When someone is involved in an accident or foul play and their body is either missing or has not been identified, family members are often held captive in both a legal and emotional limbo. The family can't file for insurance benefits, the spouse can't remarry and the debts to the family keep piling up. Forensic dentistry or forensic odontology as it is formally called can help the victims' families both emotionally and financially.
Although the bulk of forensic odontology involves identifying accident or crime victims, some forensic dentists help in malpractice or insurance fraud cases. They often are asked to help investigate and testify in domestic violence, child abuse and assault cases. In addition, they may work with other health professionals to present educational programs on how to recognize patients who may be victims of crime or abuse and what to do when they see this kind of case.
Despite the fact that identifying the dead through dental remains can be documented as far back as 45-70 Ad in Rome, forensic odontology is not currently a recognized specialty in organized dentistry. However, in an effort to identify and network with experienced forensic specialists, standardize education, provide certification and keep abreast of technological advancements, the American Board of Forensic Odontology (ABFO) was established in 1976.

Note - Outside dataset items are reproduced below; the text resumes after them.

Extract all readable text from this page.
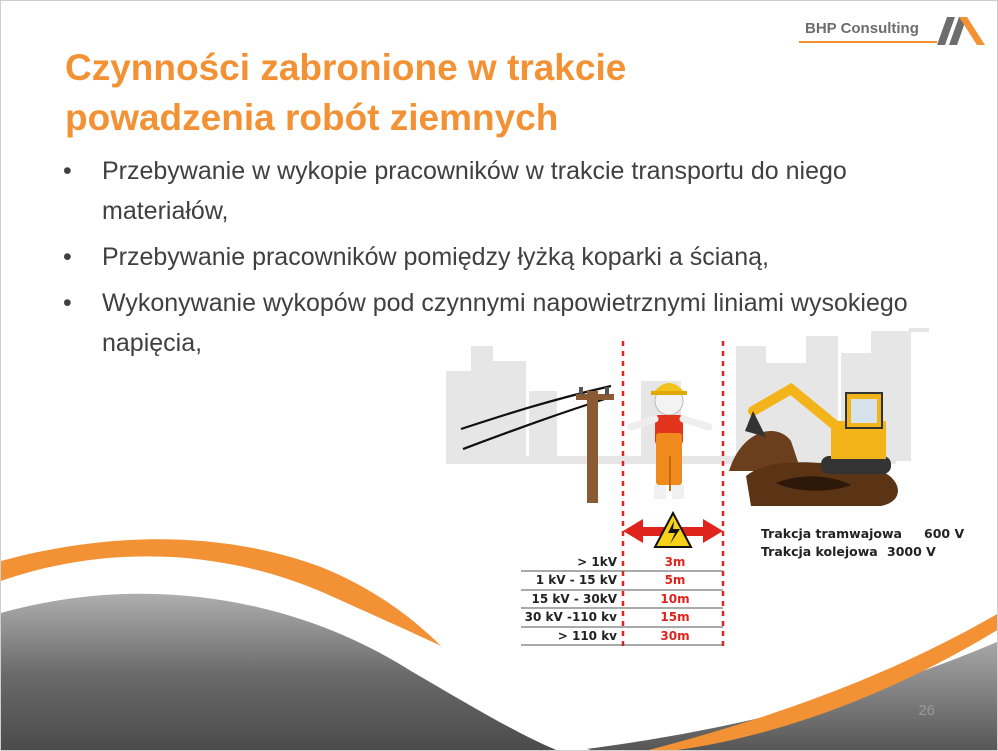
BHP Consulting
Czynności zabronione w trakcie
powadzenia robót ziemnych
• Przebywanie w wykopie pracowników w trakcie transportu do niego materiałów,
• Przebywanie pracowników pomiędzy łyżką koparki a ścianą,
• Wykonywanie wykopów pod czynnymi napowietrznymi liniami wysokiego napięcia,
> 1kV	3m
1 kV - 15 kV	5m
15 kV - 30kV	10m
30 kV -110 kv	15m
> 110 kv	30m
Trakcja tramwajowa 600 V
Trakcja kolejowa 3000 V
26
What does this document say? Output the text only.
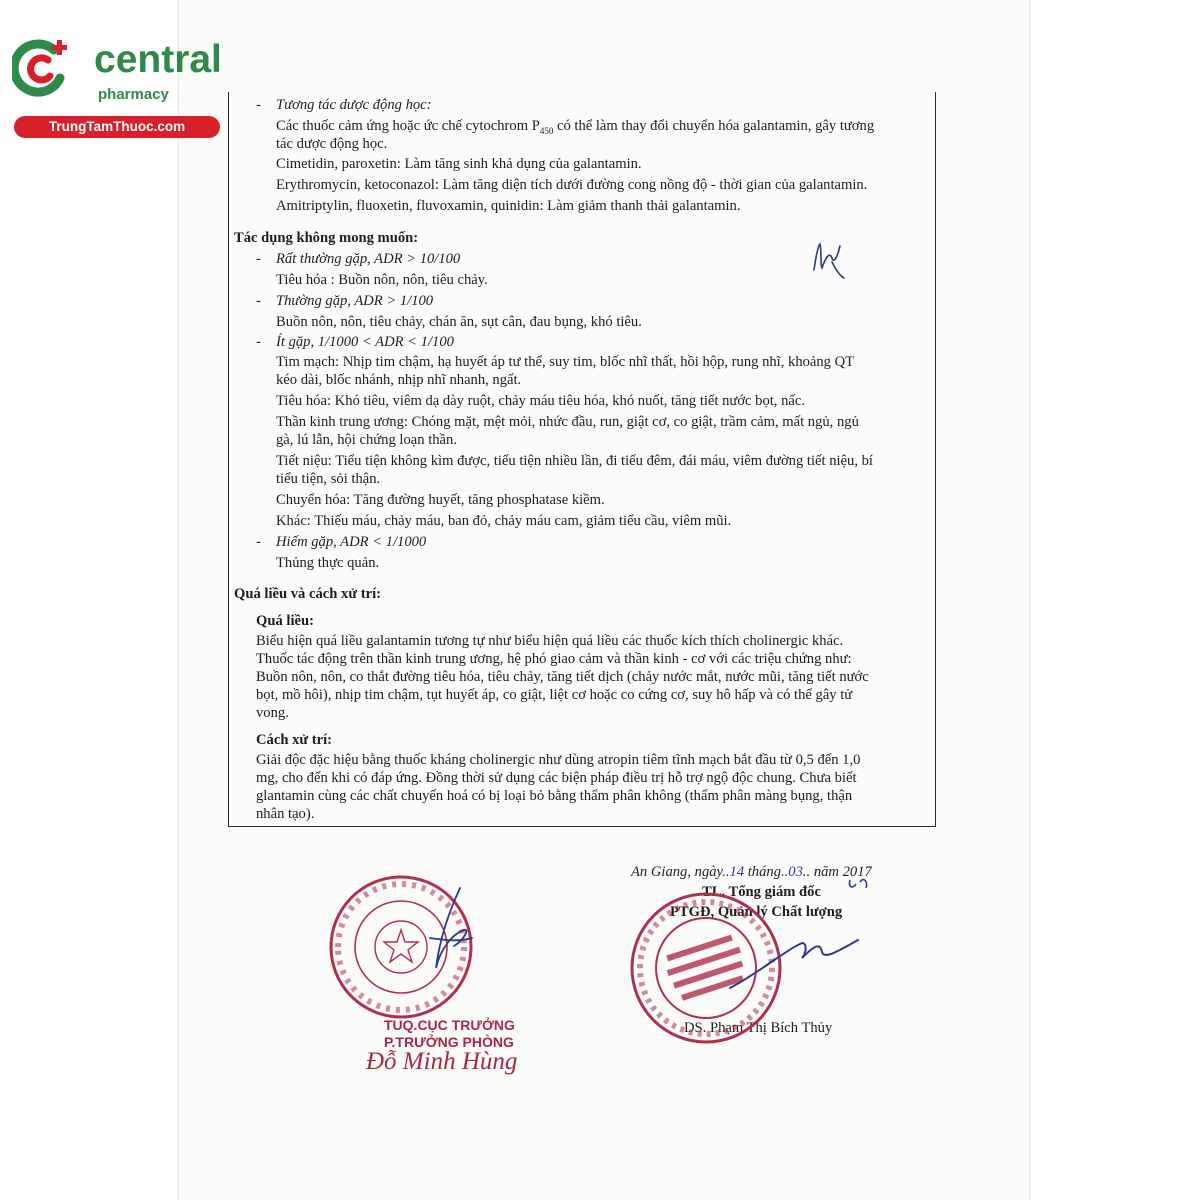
central
pharmacy
TrungTamThuoc.com
- Tương tác dược động học:
Các thuốc cảm ứng hoặc ức chế cytochrom $P_{450}$ có thể làm thay đổi chuyển hóa galantamin, gây tương
tác dược động học.
Cimetidin, paroxetin: Làm tăng sinh khả dụng của galantamin.
Erythromycin, ketoconazol: Làm tăng diện tích dưới đường cong nồng độ - thời gian của galantamin.
Amitriptylin, fluoxetin, fluvoxamin, quinidin: Làm giảm thanh thải galantamin.
Tác dụng không mong muốn:
- Rất thường gặp, ADR > 10/100
Tiêu hóa : Buồn nôn, nôn, tiêu chảy.
- Thường gặp, ADR > 1/100
Buồn nôn, nôn, tiêu chảy, chán ăn, sụt cân, đau bụng, khó tiêu.
- Ít gặp, 1/1000 < ADR < 1/100
Tim mạch: Nhịp tim chậm, hạ huyết áp tư thế, suy tim, blốc nhĩ thất, hồi hộp, rung nhĩ, khoảng QT
kéo dài, blốc nhánh, nhịp nhĩ nhanh, ngất.
Tiêu hóa: Khó tiêu, viêm dạ dày ruột, chảy máu tiêu hóa, khó nuốt, tăng tiết nước bọt, nấc.
Thần kinh trung ương: Chóng mặt, mệt mỏi, nhức đầu, run, giật cơ, co giật, trầm cảm, mất ngủ, ngủ
gà, lú lẫn, hội chứng loạn thần.
Tiết niệu: Tiểu tiện không kìm được, tiểu tiện nhiều lần, đi tiểu đêm, đái máu, viêm đường tiết niệu, bí
tiểu tiện, sỏi thận.
Chuyển hóa: Tăng đường huyết, tăng phosphatase kiềm.
Khác: Thiếu máu, chảy máu, ban đỏ, chảy máu cam, giảm tiểu cầu, viêm mũi.
- Hiếm gặp, ADR < 1/1000
Thủng thực quản.
Quá liều và cách xử trí:
Quá liều:
Biểu hiện quá liều galantamin tương tự như biểu hiện quá liều các thuốc kích thích cholinergic khác.
Thuốc tác động trên thần kinh trung ương, hệ phó giao cảm và thần kinh - cơ với các triệu chứng như:
Buồn nôn, nôn, co thắt đường tiêu hóa, tiêu chảy, tăng tiết dịch (chảy nước mắt, nước mũi, tăng tiết nước
bọt, mồ hôi), nhịp tim chậm, tụt huyết áp, co giật, liệt cơ hoặc co cứng cơ, suy hô hấp và có thể gây tử
vong.
Cách xử trí:
Giải độc đặc hiệu bằng thuốc kháng cholinergic như dùng atropin tiêm tĩnh mạch bắt đầu từ 0,5 đến 1,0
mg, cho đến khi có đáp ứng. Đồng thời sử dụng các biện pháp điều trị hỗ trợ ngộ độc chung. Chưa biết
glantamin cùng các chất chuyển hoá có bị loại bỏ bằng thẩm phân không (thẩm phân màng bụng, thận
nhân tạo).
An Giang, ngày..14 tháng..03.. năm 2017
TL. Tổng giám đốc
PTGĐ, Quản lý Chất lượng
DS. Phạm Thị Bích Thủy
TUQ.CỤC TRƯỞNG
P.TRƯỞNG PHÒNG
Đỗ Minh Hùng
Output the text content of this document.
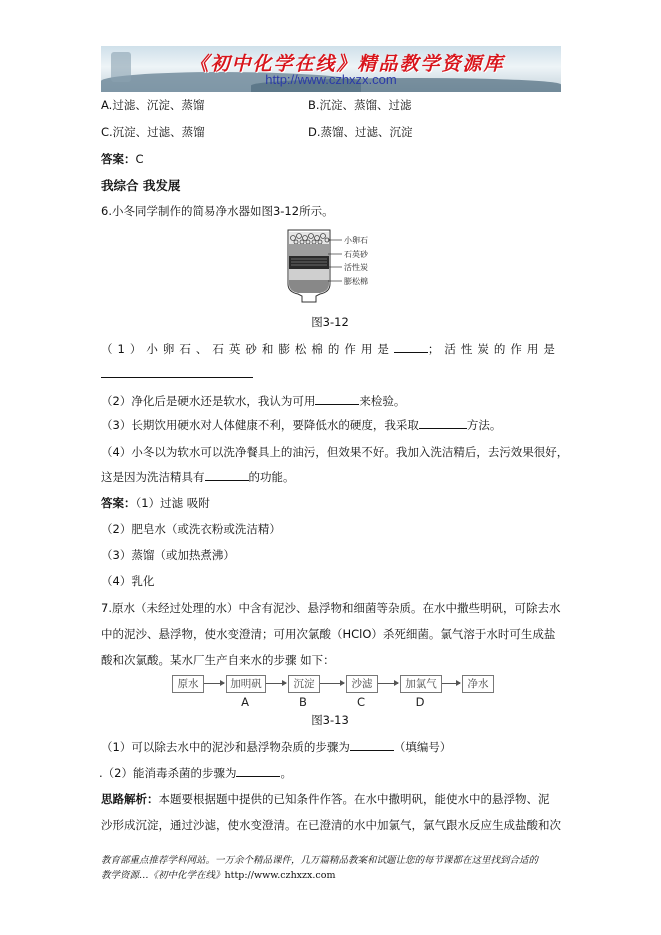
《初中化学在线》精品教学资源库
http://www.czhxzx.com
A.过滤、沉淀、蒸馏	B.沉淀、蒸馏、过滤
C.沉淀、过滤、蒸馏	D.蒸馏、过滤、沉淀
答案：C
我综合 我发展
6.小冬同学制作的简易净水器如图3-12所示。
小卵石
石英砂
活性炭
膨松棉
图3-12
（1）小卵石、石英砂和膨松棉的作用是	；活性炭的作用是
（2）净化后是硬水还是软水，我认为可用	来检验。
（3）长期饮用硬水对人体健康不利，要降低水的硬度，我采取	方法。
（4）小冬以为软水可以洗净餐具上的油污，但效果不好。我加入洗洁精后，去污效果很好，
这是因为洗洁精具有	的功能。
答案：（1）过滤 吸附
（2）肥皂水（或洗衣粉或洗洁精）
（3）蒸馏（或加热煮沸）
（4）乳化
7.原水（未经过处理的水）中含有泥沙、悬浮物和细菌等杂质。在水中撒些明矾，可除去水
中的泥沙、悬浮物，使水变澄清；可用次氯酸（HClO）杀死细菌。氯气溶于水时可生成盐
酸和次氯酸。某水厂生产自来水的步骤 如下：
原水	加明矾	沉淀	沙滤	加氯气	净水
A	B	C	D
图3-13
（1）可以除去水中的泥沙和悬浮物杂质的步骤为	（填编号）
.（2）能消毒杀菌的步骤为	。
思路解析：本题要根据题中提供的已知条件作答。在水中撒明矾，能使水中的悬浮物、泥
沙形成沉淀，通过沙滤，使水变澄清。在已澄清的水中加氯气，氯气跟水反应生成盐酸和次
教育部重点推荐学科网站。一万余个精品课件，几万篇精品教案和试题让您的每节课都在这里找到合适的
教学资源…《初中化学在线》http://www.czhxzx.com
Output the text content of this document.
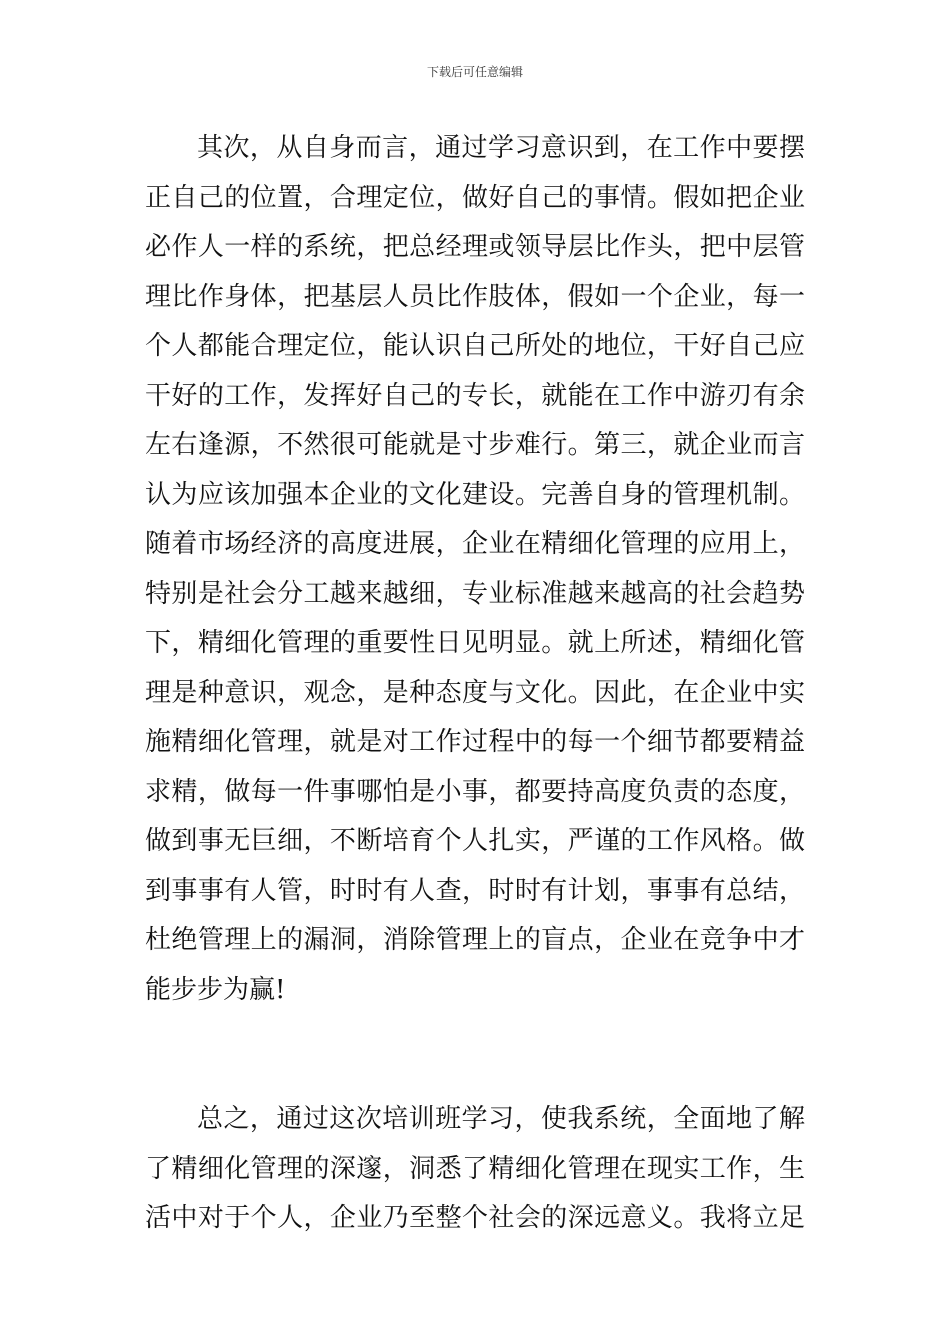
下载后可任意编辑
其次，从自身而言，通过学习意识到，在工作中要摆
正自己的位置，合理定位，做好自己的事情。假如把企业
必作人一样的系统，把总经理或领导层比作头，把中层管
理比作身体，把基层人员比作肢体，假如一个企业，每一
个人都能合理定位，能认识自己所处的地位，干好自己应
干好的工作，发挥好自己的专长，就能在工作中游刃有余
左右逢源，不然很可能就是寸步难行。第三，就企业而言
认为应该加强本企业的文化建设。完善自身的管理机制。
随着市场经济的高度进展，企业在精细化管理的应用上，
特别是社会分工越来越细，专业标准越来越高的社会趋势
下，精细化管理的重要性日见明显。就上所述，精细化管
理是种意识，观念，是种态度与文化。因此，在企业中实
施精细化管理，就是对工作过程中的每一个细节都要精益
求精，做每一件事哪怕是小事，都要持高度负责的态度，
做到事无巨细，不断培育个人扎实，严谨的工作风格。做
到事事有人管，时时有人查，时时有计划，事事有总结，
杜绝管理上的漏洞，消除管理上的盲点，企业在竞争中才
能步步为赢!
总之，通过这次培训班学习，使我系统，全面地了解
了精细化管理的深邃，洞悉了精细化管理在现实工作，生
活中对于个人，企业乃至整个社会的深远意义。我将立足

This kind of work can take a terrible emotional toll especially in those cases involving children. It can also be dangerous. According to Illinois forensic dentist, Dr. Edward Paulik, " In working with homicide cases, I have had a number of death threats. Some of the people who are novices are unaware that if they get called into a high profile homicide case or if they are testifying against … a gang or drug runners, they're testifying against people who may be revengeful…".
On the upside, the reward of providing emotional closure and financial relief to victims families and the ability to help victims of abuse and crimes are just a few of the reasons forensic dentists site for choosing to practice in this often unheard of area of dentistry.As Illinois dental news writer Tara McAndrew states, "In an ideal world there would be no need for forensic dentists," since that is obviously not the case we are grateful to those people who choose to help these victims and their families reclaim their lives.